5. (SBU) A legal MST settlement is formed on parcels of land that INCRA has officially expropriated and then opened for public use. MST settlers live on many of them, but not all. Once on the land, MST farmers usually produce beef, dairy products, castor oil, or coffee. They sell their crops on the open market. Anyone who owns a parcel of land has complete control over it and does not share it with other settlement workers. Some farmers even choose to rent the land to agribusiness. A local agribusiness leader who has rented from MST "landowners" told EconOff that many of the settlers are remarkably good businesspeople. 

6. (SBU) It takes approximately five years for a new MST recruit to earn a piece of land. He or she performs menial tasks for the  community while waiting. As new workers join the movement and this wait time grows, the pressure to find more settlements grows with it. A 10 percent tax (the MST prefer to call it a tithe) from the farmers supports these laborers while they wait for their parcel of land. 

7. (SBU) NERA has determined that invasions directly resulted in legalization of 80 percent of the MST's settlements. Welch would not speculate on what would have happened if the movement had tried to take that same land with peaceful action. He did indicate that MST uses NERA's study to justify its continued invasions. INCRA uses the judicial process to expropriate peacefully the remaining 20 percent of settlements. 

--------------------------- The MST Participant Profile --------------------------- 

8. (SBU) According to Welch, the driving force behind agrarian reform is the desire to move out of poverty. The principal demographic of those who join the movement are retired couples in their 40s and 50s, many of whom are former sugarcane laborers. Welch told EconOff that Brazilian law entitles these sugarcane cutters to a pension after 20 years of work, leaving many of them to early retirement. Since a large portion of these workers has always wanted their own parcel of land, they join the MST. (Note: While the GOB officially counts MST family size at five per person, Welch estimates a number close to three, due to this demographic and his experience in the camps. This means MST membership self-estimates of 1.5 million people are at least 40 percent too high. End note.) 

--------------------- Public Support Waning --------------------- 

9. (SBU) Conversations with citizens in the city of Presidente Prudente in the interior of Sao Paulo State indicated that few people in the community support the MST. The president of the President Prudente chapter of the Sao Paulo Federation of Businesses (FIESP) told Econoff that fears of land seizures had pushed the real estate price for the fertile land down to one-third of what similar land costs in non-MST threatened areas in Sao Paulo State. FIESP board members agreed, citing the movement's decline as a principal reason that local land value had just recently begun to rise. Presidente Prudente's vice-mayor and city manager both echoed FIESP's sentiments. 

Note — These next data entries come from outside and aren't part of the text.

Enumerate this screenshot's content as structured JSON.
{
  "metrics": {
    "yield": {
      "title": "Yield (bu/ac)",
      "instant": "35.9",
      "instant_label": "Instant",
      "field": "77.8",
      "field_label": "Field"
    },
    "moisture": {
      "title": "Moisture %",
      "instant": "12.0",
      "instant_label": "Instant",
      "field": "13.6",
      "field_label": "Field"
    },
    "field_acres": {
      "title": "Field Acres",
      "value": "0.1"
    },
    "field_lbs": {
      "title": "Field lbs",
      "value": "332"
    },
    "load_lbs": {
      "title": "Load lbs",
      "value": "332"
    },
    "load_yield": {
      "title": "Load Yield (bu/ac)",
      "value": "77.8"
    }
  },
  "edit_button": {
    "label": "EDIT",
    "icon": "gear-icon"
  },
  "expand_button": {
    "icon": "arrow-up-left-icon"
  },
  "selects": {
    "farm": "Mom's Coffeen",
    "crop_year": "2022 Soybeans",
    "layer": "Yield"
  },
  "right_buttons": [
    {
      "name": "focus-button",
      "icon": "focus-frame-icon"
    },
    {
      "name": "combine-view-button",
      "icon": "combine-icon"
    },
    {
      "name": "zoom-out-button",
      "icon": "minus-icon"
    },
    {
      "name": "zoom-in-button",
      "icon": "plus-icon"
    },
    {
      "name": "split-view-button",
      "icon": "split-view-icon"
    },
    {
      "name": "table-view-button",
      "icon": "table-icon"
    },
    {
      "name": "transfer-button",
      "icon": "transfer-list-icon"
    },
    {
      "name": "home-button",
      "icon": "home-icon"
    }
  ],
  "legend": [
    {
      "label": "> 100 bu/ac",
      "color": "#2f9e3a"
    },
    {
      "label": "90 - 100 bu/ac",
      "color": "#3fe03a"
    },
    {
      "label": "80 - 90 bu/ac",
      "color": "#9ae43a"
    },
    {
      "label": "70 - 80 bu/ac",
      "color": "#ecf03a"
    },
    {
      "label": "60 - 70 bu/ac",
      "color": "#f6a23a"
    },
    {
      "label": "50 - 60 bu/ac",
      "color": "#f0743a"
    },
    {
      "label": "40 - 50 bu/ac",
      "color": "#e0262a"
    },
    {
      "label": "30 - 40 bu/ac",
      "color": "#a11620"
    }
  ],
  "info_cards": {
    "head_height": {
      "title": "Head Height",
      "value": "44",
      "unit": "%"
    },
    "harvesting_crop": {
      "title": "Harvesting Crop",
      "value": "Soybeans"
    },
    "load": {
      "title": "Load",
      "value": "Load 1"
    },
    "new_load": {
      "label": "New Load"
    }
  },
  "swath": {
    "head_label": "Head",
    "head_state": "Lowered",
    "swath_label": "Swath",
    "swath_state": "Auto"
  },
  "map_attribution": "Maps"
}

10. (SBU) Comment: The MST's practice of distributing fertile parcels of land to the faithful and the subsequent ability for these individuals to rent the land back to agribusiness is ironic, to say the least. President Lula has been conspicuously silent on his early-career promises to support the MST for a good reason: An organization that seizes land in the name of the landless and then rents it back to the very same sorts of people from whom they took it has a serious credibility problem. End comment. 

11. (U) This cable was coordinated with and cleared by Embassy Brasilia.